Un nuevo lenguaje íntimo


 

Hoy tengo ganas de jugar.

Escribir un “Diario” es un arte. Y una conversación infinita contigo mismo y con el mundo.

Escribir cartas era un placer íntimo destinado a la persona que amabas o que despreciabas. O era una llamada de atención en un momento delicado de tu existencia. Podía ser el anuncio de una visita de largo recorrido a un amigo. O acaso el lenguaje de un negocio emprendido en ultramar. En fín, que la comunicación se realizaba por carta porque no era posible, en todos los casos, tomarte un café con la persona con la que deseabas tener una conversación. El mensaje que llevaba nuestra carta podía tardar entonces en llegar -como diría Sabina- catorce días o quinientas noches…

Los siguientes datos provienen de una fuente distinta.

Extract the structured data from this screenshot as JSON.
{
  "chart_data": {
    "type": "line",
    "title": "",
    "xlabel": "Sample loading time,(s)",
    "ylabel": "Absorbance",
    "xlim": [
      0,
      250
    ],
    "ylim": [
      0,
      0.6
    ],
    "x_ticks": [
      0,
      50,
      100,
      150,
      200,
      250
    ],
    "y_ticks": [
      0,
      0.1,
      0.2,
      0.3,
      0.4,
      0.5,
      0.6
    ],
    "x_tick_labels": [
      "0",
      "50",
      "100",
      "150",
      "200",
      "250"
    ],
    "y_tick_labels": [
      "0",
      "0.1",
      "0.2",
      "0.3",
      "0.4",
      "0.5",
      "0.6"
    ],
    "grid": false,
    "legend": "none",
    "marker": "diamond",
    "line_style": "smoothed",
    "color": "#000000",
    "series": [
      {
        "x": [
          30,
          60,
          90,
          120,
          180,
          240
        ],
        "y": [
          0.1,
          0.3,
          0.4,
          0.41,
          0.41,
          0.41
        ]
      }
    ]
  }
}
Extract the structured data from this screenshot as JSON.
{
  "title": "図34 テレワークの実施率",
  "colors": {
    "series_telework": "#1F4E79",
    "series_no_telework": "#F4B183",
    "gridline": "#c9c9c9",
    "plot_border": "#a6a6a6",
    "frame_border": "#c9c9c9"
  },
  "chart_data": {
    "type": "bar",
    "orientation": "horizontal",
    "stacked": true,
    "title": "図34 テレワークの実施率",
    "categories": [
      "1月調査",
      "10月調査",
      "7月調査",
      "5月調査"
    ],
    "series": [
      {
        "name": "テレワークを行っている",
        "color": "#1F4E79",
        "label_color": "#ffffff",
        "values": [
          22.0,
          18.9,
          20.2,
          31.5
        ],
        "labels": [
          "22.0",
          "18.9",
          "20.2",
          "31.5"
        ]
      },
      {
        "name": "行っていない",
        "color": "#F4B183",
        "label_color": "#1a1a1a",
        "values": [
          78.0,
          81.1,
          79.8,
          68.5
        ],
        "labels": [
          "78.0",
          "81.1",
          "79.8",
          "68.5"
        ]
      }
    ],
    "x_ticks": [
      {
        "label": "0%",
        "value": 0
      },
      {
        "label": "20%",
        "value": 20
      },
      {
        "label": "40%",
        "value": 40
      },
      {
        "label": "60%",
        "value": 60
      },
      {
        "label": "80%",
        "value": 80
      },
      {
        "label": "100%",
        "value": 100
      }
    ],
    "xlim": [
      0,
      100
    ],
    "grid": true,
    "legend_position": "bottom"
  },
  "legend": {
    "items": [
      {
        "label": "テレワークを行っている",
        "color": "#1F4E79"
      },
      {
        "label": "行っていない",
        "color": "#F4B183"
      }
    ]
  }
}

Todo es distinto hoy. Nos inventamos signos abreviados para decir “Te quiero”, para decir “sigo pensando en tí”… Y la inmediatez tecnológica consigue el milagro de que el viaje de tus mensajes no dure más de escasos segundos. Esta circunstancia nueva lo hace todo un poco más efímero. Da vértigo. Es como si los sentimienos tuvieran una fecha de caducidad más próxima, y eso es inquietante.

El mundo avanza espantosamente rápido y todo envejece y se convierte en obsoleto al minuto de ser descubierto. Siento que vamos todos corriendo, persiguiendo el sueño de la inmortalidad a la velocidad de la luz y, sinceramente, es más difícil disfrutar del camino así, a toda prisa. Ya la vida es corta… Yo necesito un poco de por favor.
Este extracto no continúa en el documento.